The revelations - which added a new dimension to a crisis that had previously focused on environmental damage - are the first to threaten to make a serious dent in VW's car sales since the scandal erupted, analysts said.

They could potentially deter cost-conscious consumers who have so far taken VW's manipulation of smog-causing emission tests in their stride.

The effects of the scandal have so far been barely reflected in VW sales figures - although it was the only German carmaker to report a decline in car registrations in Germany in October.

Shares in Europe's biggest carmaker were down 8.6% at €101.45 by 12:03.

"Another week, another shock in the VW story," Exane BNP Paribas analyst Stuart Pearson wrote in a note. "We add another 4 billion euros in recall costs and fear a harsher commercial impact," said Pearson, who rates VW "neutral".

The German carmaker also revealed on Tuesday that carbon-dioxide emissions had been understated - leading it to underestimate the fuel consumption - and added €2bn ($2.2 billion) to its expected costs of the scandal.

The affair erupted in September when US authorities exposed VW's use of "defeat devices" to cheat tests for emissions of smog-causing nitrogen oxide. VW admitted such software was installed in up to 11 million diesel vehicles worldwide.

VW's latest admission came after US environmental regulators said the carmaker had failed to inform it that similar devices were installed on larger 3.0 litre engines used in luxury sport utility vehicles from Porsche and Audi.
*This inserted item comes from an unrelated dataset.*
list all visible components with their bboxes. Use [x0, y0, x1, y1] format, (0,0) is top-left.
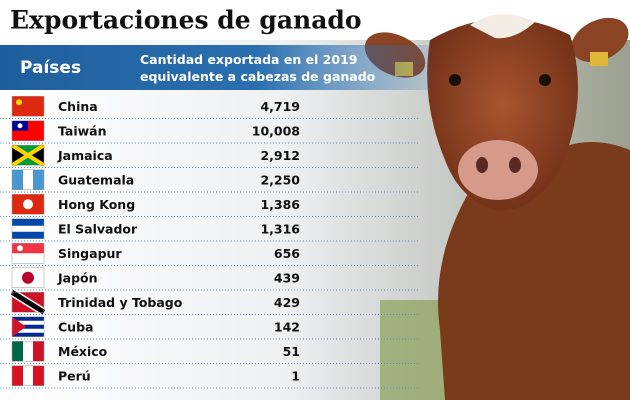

VW has denied this, but said on Tuesday it would immediately start talking to "responsible authorities" about what to do about the latest findings on fuel consumption and CO2 emissions.

"From the very start I have pushed hard for the relentless and comprehensive clarification of events," Volkswagen Chief Executive Matthias Mueller said. "We will stop at nothing and nobody. This is a painful process but it is our only alternative."

The biggest business crisis in VW's 78-year history has wiped almost €24bn - nearly a third - off the firm's stock market value, forced out long-time CEO Martin Winterkorn and rocked the auto industry, an important employer and source of export income in Germany.

"From an outside perspective and we are sure for the majority of VW employees, the degree and extend of cheating that has been discovered so far is beyond imagination," wrote analyst Arndt Ellinghorst of banking advisory firm Evercore ISI.

The latest findings on fuel consumption and CO2 emissions - areas which US watchdogs have yet to address - were disclosed as VW continues a broad review of its handling of all pollution-related issues. While the findings mostly apply to smaller diesel engines, one gasoline engine is also affected.